If I want to know the apparent viscosity of a shear thinning (or other non-Newtonian) liquid, I need to know the shear rate. How do I know the shear rate in turbulent flow?
 A: For Newtonian fluids (such as water and air), the viscous stress tensor, $T_{ij}$, is proportional to the rate of deformation tensor, $D_{ij}$:
$$D_{ij} = \frac{1}{2}\left(\frac{\partial v_i}{\partial x_j} + \frac{\partial v_j}{\partial x_i}\right)$$
$$T_{ij} = \lambda\Delta\delta_{ij} + 2\mu D_{ij}$$
where $\Delta \equiv D_{11} + D_{22} + D_{33}$. The Navier-Stokes equation for Newtonian fluids can then be written as:
$$\rho\left(\frac{\partial v_i}{\partial t} + v_j\frac{\partial v_i}{\partial x_j}\right) = -\frac{\partial p}{\partial x_i} + \rho B_i + \frac{\partial T_{ij}}{\partial x_j}$$
The Navier-Stokes equation above governs both laminar and turbulent flow using the same stress tensor.
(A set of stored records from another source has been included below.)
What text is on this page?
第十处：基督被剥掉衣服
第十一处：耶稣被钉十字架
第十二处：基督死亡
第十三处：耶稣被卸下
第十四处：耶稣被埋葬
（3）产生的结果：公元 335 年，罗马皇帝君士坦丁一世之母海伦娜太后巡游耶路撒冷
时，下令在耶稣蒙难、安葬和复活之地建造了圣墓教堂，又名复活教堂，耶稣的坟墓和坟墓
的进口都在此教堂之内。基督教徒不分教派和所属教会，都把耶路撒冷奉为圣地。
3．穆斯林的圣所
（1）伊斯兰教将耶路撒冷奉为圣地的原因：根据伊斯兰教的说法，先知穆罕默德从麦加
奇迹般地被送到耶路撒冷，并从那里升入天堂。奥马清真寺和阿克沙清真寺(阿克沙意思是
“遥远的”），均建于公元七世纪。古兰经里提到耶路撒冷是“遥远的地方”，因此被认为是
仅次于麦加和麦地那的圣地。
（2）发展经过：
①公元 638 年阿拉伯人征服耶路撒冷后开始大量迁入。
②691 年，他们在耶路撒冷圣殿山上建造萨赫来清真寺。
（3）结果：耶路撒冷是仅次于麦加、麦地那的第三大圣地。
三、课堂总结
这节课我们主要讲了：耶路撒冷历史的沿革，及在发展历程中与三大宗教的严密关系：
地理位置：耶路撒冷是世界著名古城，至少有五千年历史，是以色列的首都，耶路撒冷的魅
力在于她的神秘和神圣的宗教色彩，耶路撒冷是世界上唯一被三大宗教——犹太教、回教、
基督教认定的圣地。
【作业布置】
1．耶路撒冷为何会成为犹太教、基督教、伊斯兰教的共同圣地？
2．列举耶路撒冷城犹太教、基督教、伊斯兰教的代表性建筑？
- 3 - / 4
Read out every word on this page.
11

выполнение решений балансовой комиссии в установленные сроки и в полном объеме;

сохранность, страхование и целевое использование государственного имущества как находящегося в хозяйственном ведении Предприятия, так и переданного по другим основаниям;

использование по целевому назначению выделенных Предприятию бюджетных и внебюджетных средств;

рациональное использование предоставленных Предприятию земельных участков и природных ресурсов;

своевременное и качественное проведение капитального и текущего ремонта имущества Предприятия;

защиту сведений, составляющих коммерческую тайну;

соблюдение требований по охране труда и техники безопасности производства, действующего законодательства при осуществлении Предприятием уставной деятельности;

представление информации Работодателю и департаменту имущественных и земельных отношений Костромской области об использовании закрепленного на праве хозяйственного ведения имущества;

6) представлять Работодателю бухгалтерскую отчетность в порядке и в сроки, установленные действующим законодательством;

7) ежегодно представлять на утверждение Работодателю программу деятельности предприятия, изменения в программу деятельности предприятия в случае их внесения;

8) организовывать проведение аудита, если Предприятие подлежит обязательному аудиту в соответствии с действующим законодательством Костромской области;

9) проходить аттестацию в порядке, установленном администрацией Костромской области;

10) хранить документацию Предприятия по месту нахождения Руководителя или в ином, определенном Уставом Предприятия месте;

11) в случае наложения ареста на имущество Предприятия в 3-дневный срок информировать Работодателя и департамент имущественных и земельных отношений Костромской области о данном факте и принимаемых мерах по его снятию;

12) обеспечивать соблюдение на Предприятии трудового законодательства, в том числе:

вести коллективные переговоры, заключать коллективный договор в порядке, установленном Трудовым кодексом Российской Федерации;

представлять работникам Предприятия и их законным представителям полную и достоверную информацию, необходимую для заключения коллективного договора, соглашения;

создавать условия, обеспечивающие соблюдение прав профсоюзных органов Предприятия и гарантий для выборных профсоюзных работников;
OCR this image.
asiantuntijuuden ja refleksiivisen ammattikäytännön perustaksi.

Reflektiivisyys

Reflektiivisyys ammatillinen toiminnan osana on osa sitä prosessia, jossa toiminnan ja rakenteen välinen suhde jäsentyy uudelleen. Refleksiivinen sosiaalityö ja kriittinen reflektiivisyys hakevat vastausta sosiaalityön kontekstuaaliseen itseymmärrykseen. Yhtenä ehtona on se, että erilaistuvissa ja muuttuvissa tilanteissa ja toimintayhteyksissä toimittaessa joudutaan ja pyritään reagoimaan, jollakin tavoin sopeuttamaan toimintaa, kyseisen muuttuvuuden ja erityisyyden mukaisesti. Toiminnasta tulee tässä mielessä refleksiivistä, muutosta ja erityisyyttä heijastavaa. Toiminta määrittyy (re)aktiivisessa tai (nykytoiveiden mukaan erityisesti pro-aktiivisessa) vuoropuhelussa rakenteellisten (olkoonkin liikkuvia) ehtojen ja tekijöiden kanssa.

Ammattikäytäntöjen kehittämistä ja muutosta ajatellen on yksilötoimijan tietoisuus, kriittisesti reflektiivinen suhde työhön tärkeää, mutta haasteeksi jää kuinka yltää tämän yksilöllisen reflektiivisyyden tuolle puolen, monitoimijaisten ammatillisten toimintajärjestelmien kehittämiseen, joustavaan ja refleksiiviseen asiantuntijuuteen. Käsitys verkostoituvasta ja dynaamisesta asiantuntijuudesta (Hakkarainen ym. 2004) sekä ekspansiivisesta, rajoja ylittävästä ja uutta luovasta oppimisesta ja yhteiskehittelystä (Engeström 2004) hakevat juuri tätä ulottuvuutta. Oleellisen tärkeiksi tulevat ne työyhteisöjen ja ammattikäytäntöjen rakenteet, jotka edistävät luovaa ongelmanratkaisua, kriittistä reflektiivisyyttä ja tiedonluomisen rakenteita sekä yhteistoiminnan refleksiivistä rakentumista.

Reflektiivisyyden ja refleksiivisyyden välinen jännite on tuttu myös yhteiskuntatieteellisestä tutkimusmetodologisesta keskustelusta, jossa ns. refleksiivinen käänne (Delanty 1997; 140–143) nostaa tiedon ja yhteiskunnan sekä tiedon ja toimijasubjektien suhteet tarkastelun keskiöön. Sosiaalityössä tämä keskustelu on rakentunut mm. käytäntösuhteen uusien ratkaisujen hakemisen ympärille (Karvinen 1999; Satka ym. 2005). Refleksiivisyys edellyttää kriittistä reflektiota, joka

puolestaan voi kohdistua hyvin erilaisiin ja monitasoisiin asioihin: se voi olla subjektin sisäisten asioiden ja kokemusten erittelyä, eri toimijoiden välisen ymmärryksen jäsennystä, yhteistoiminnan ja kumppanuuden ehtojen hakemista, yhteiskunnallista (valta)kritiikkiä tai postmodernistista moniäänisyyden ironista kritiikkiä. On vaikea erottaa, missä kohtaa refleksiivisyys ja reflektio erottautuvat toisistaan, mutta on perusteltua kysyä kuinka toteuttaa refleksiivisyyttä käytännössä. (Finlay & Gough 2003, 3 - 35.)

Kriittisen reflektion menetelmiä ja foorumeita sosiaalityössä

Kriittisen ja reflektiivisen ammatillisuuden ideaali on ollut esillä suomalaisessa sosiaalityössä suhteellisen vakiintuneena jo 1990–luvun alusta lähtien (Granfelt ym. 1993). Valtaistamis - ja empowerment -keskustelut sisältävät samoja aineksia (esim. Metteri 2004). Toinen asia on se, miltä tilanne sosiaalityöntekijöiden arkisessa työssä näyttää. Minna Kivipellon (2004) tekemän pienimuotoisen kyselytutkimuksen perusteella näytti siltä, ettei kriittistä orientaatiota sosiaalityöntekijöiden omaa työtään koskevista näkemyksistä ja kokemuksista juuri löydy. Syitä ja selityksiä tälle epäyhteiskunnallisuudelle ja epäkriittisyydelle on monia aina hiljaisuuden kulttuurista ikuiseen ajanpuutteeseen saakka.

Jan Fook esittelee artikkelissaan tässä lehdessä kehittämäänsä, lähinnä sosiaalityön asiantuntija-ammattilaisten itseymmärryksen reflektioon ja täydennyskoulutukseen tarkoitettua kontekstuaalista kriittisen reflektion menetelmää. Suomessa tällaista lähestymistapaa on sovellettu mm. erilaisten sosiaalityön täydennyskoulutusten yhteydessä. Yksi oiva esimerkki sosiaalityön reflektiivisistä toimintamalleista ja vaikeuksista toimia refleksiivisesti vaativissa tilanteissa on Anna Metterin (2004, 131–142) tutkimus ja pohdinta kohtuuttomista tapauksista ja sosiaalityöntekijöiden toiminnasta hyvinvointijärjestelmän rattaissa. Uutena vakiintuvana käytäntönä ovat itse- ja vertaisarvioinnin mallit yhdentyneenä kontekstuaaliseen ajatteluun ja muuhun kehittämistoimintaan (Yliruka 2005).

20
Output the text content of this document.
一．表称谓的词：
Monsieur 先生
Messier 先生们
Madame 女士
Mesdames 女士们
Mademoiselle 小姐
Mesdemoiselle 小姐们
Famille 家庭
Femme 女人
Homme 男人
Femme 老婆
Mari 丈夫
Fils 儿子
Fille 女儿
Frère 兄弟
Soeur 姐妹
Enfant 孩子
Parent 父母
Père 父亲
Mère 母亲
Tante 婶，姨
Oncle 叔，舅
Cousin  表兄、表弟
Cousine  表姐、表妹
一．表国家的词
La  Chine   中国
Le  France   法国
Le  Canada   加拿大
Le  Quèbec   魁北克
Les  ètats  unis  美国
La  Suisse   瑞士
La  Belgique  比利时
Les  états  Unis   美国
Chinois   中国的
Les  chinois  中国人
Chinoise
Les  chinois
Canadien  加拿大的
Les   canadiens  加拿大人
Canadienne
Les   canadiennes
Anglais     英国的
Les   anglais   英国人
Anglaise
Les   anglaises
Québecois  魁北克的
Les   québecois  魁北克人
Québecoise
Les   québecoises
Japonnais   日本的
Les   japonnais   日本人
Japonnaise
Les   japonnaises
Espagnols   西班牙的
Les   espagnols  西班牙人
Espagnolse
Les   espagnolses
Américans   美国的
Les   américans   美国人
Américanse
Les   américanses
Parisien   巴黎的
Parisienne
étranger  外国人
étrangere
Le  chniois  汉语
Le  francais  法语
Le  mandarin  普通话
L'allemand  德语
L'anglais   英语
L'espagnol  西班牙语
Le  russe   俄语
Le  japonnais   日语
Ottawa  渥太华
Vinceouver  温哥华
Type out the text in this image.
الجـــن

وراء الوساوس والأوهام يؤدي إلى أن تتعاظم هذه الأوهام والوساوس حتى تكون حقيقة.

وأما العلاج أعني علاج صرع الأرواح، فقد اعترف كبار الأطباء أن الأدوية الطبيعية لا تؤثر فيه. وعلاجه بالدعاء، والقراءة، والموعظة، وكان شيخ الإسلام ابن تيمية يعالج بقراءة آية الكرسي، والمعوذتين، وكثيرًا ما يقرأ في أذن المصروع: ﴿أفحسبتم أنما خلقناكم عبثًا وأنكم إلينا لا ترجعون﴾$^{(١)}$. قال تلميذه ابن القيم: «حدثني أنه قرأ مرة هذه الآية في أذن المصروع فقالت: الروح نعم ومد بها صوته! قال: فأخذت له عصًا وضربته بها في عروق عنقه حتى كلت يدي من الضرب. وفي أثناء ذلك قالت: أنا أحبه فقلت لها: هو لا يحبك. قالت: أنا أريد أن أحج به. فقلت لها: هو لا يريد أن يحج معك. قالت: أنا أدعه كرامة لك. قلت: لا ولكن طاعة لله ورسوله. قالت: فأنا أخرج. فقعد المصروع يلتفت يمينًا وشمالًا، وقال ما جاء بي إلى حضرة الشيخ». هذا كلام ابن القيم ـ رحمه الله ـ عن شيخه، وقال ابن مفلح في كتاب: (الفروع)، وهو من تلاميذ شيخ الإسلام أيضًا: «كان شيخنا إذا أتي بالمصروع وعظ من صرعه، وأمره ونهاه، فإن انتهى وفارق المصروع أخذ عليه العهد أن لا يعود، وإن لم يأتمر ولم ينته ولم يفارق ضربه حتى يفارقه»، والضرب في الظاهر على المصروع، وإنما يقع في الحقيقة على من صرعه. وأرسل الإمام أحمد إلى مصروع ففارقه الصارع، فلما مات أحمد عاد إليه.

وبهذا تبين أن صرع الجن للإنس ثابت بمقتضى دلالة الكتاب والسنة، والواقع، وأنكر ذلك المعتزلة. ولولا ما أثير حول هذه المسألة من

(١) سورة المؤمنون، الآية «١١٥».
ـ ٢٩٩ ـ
This shows that the definition of shear rate is the same in both laminar and turbulent flows, however, their values will be very different.
For non-Newtonian fluids, the same is true. Instead of the stress tensor defined above, replace it with a non-Newtonian stress tensor. Still the same governing equation applies to laminar and turbulent flows so the definition of shear rate is the same for both regimes.
As you mention, turbulent flow does not have nice, orderly layers. As a result, there can be acute stress localizations.